A recent report from the U.S. Energy Information Administration (EIA) shows an unexpected surge in U.S. crude oil inventories. For the week ending October 31, crude oil inventories increased by 5.2 million barrels, far exceeding the expected increase of 1.8 million barrels. This data exacerbates market concerns about continued ample crude oil supply, while global demand continues to show signs of weakness.
Earlier this week, the American Petroleum Institute (API) reported that U.S. crude oil inventories rose by 6.5 million barrels in the week ending October 31, compared with a decrease of 4 million barrels in the previous week.
Meanwhile, macroeconomic data from major economies remained weak. The US Institute for Supply Management (ISM) Manufacturing Purchasing Managers' Index (PMI) remained in contraction territory at 48.7. In the Eurozone, while the HCOB Manufacturing PMI rose slightly to 50, it still indicated sluggish demand.
However, recent reports that the US military may soon take military action against Venezuela have provided some support for oil prices.
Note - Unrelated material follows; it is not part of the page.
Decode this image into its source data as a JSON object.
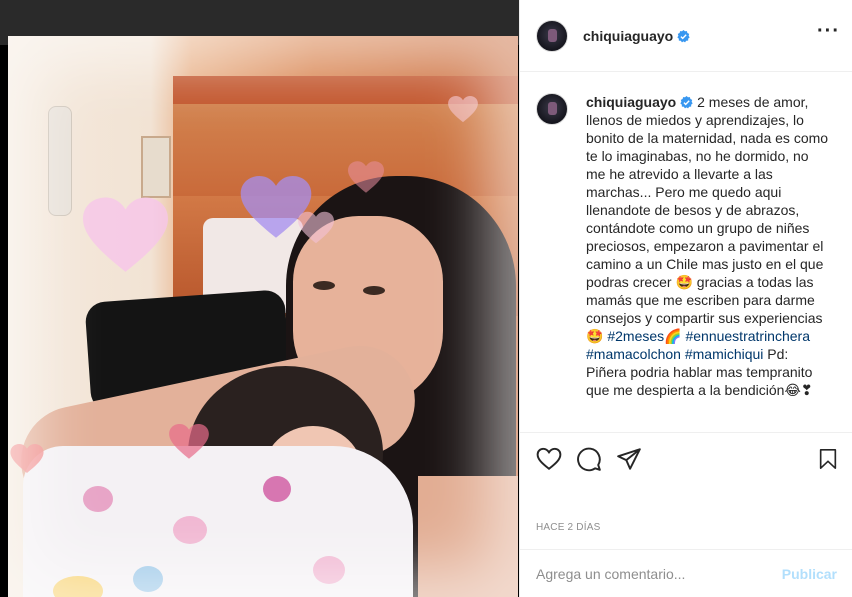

Venezuela is the world's 12th largest oil producer. Furthermore, reduced Russian crude oil exports may also push up prices. According to two industry sources and ship tracking data from the London Stock Exchange Group, the Russian Black Sea port of Tuapse has suspended fuel exports and its refineries have halted crude oil processing following the Ukrainian drone attack on its infrastructure last Sunday.
The Volgograd refinery in Russia, operated by Lukoil, has ceased operations following a Ukrainian drone attack. The attack damaged key processing units, representing approximately one-fifth of the plant's total capacity. While the incident highlights ongoing risks to the region's energy infrastructure, it has not yet caused serious disruption to Russian crude oil exports. Commerzbank notes that exports remain strong at approximately 3.56 million barrels per day.
Adding to the bearish tone, the Organization of the Petroleum Exporting Countries (OPEC+) recently announced a slight increase in production of 137,000 barrels per day in December, while also stating that to avoid potential oversupply, it will suspend further production increases in the first quarter of 2026. ING analysts pointed out that a "peak oversupply" is expected in the market early next year, although supply uncertainties related to sanctions and regional tensions may continue to put pressure on oil prices.
Against this backdrop, expectations of a global economic slowdown, coupled with U.S. crude oil production remaining near record highs of 13.65 million barrels per day, according to data from the U.S. Energy Information Administration, are jointly putting pressure on oil prices. Unless market risk sentiment stabilizes or a major supply disruption occurs, oil prices are likely to remain under pressure in the short term.
Technical Analysis: Crude Oil Returns to Trading Range
US crude oil prices had previously broken below the 59.64-61.94 trading range, but have now rebounded back into that range, easing short-term bearish pressure.
The daily chart's oscillator is in negative territory, indicating continued bearish pressure and potentially limited upside potential.
On the downside, if oil prices fall below the psychological level of $59.00, it indicates increased selling pressure and could pave the way for a test of the low of $55.96 on October 20.
On the upside, oil prices need to continue rising above Thursday's high of $60.51 to provide momentum for further gains and push prices above the upper boundary of the trading range around $61.94.

(US crude oil daily chart, source: FX678)
At 10:42 Beijing time, US crude oil futures were trading at $59.76 per barrel.